Глазами вижу эту боль: бледная, с длинными ногтями рука – рука мыслителя, не человека земных дел – чаще обычного судорожно впивается в медный набалдашник трости. Говорим полусловами, встречая один другого на полдороге. И в радости ежеминутных встреч растворяется, нет – заостряется внутреннее противоречие каждого, приближая, торопя новое, освобождающее знание. При этом несоизмеримость наших умов, талантов, воль не играет роли: его огромной творческой активности, видимо, достаточно той малой духовной напряженности, которую он встречал во мне, как мне, чтобы сдвинуться с мертвенной точки, нужна была вся сила его устремленности. Равенство было полное, и равна была взаимная благодарность. Разговаривая, мы без устали, всегда спешным, все ускоряющимся шагом ходили по долине, карабкались горными тропинками. Иногда, опережая меня, он убегал вперед, я, запыхавшись, за ним и видела со спины, как он вдруг судорожно пригибает шею, как бы изнутри потрясенный чем-то. Случалось, мы не заметим, как стемнеет, и внезапно над потухшим морем вдали-дали вспыхнет мигающим светом Мэганомский маяк: раз – вспышка, два, три, четыре – нет, и опять раз – вспышка. И таинственней, и просторней станет на душе от этого мерного ритма огня. Замолчим, удивимся, что, не заметив, ушли так далеко от дома.
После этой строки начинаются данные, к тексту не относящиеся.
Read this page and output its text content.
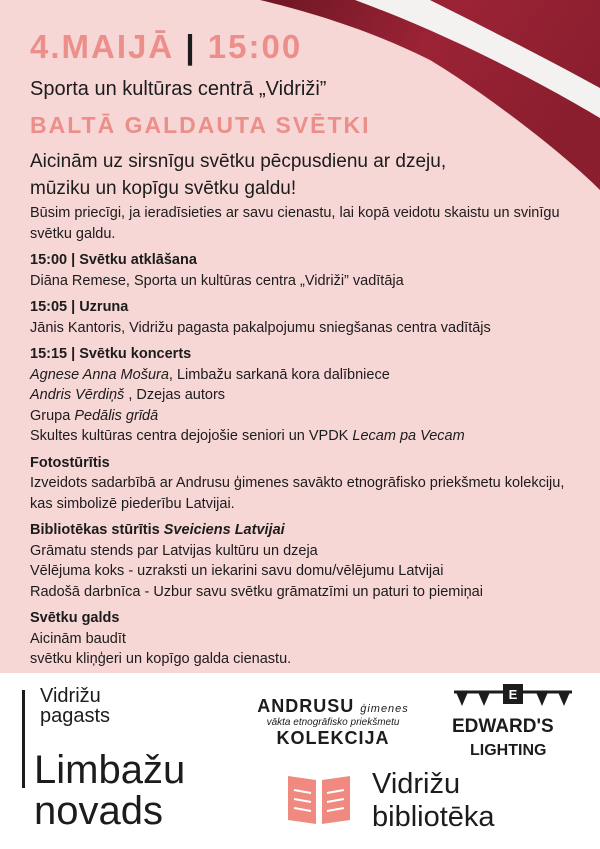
4.MAIJĀ | 15:00
Sporta un kultūras centrā „Vidriži”
BALTĀ GALDAUTA SVĒTKI
Aicinām uz sirsnīgu svētku pēcpusdienu ar dzeju,
mūziku un kopīgu svētku galdu!

Būsim priecīgi, ja ieradīsieties ar savu cienastu, lai kopā veidotu skaistu un svinīgu svētku galdu.

15:00 | Svētku atklāšana

Diāna Remese, Sporta un kultūras centra „Vidriži” vadītāja

15:05 | Uzruna

Jānis Kantoris, Vidrižu pagasta pakalpojumu sniegšanas centra vadītājs

15:15 | Svētku koncerts

Agnese Anna Mošura, Limbažu sarkanā kora dalībniece

Andris Vērdiņš , Dzejas autors

Grupa Pedālis grīdā

Skultes kultūras centra dejojošie seniori un VPDK Lecam pa Vecam

Fotostūrītis

Izveidots sadarbībā ar Andrusu ģimenes savākto etnogrāfisko priekšmetu kolekciju, kas simbolizē piederību Latvijai.

Bibliotēkas stūrītis Sveiciens Latvijai

Grāmatu stends par Latvijas kultūru un dzeja

Vēlējuma koks - uzraksti un iekarini savu domu/vēlējumu Latvijai

Radošā darbnīca - Uzbur savu svētku grāmatzīmi un paturi to piemiņai

Svētku galds

Aicinām baudīt

svētku kliņģeri un kopīgo galda cienastu.

Vidrižu
pagasts
Limbažu
novads
ANDRUSU ģimenes
vākta etnogrāfisko priekšmetu
KOLEKCIJA
E
EDWARD'S
LIGHTING
Vidrižu
bibliotēka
Не впустую было его волнение тех дней и того года вообще – в нем рождалось и, как всегда бывает, рождалось трудно, самое для него центральное: идея творчества как религиозной задачи человека. Может казаться, что мысль эта не нова – кто не славил творчества? Однако религиозного оправдания его до Бердяева никогда не бывало. На религиозном пути утверждалась праведность, любовь, но не творчество. Обычно культ игры творческих сил связан с какой-то долей скептицизма, с отрицанием высшего смысла или с бунтом против него. Для него же, для Бердяева, идея творческой свободы человека неразрывно связана с верой в верховный миропорядок, связана с страстным по-библейски богопочитанием. Да, ныне человек в с_в_о_и руки перенимает дело творчества (мир ступил в творческий период), но не как бунтарь, а как рыцарь, призванный спасти не только мир, но и дело самого Бога. Да и вообще, философскую мысль Бердяева так и хочется охарактеризовать как рыцарственную: решение любой проблемы у него никогда не диктуется затаенной обидой, страхом, ненавистью, как было, скажем, у Ницше, у Достоевского и у стольких. И в жизни он нес свое достоинство мыслителя так, как предок его, какой-нибудь Шуазёль – свою noblesse {знатность (фр.).}: потрясая драгоценным кружевом брыж, считая, что острое слово глубине мысли не укор, без тяжести, без надрыва, храня про себя одного муки противоречий, иногда философского отчаяния. В этом и сила его и слабость. Интимных нот у него не услышишь. Там, где другой философ-мистик обнажит пронзённость своей души, покаянно падет перед святыней, он – седлает Христа и паладином мчится в бой, или – выдвигает его как выигрышную фигуру, как высшее, абсолютнейшее… Не умиляет.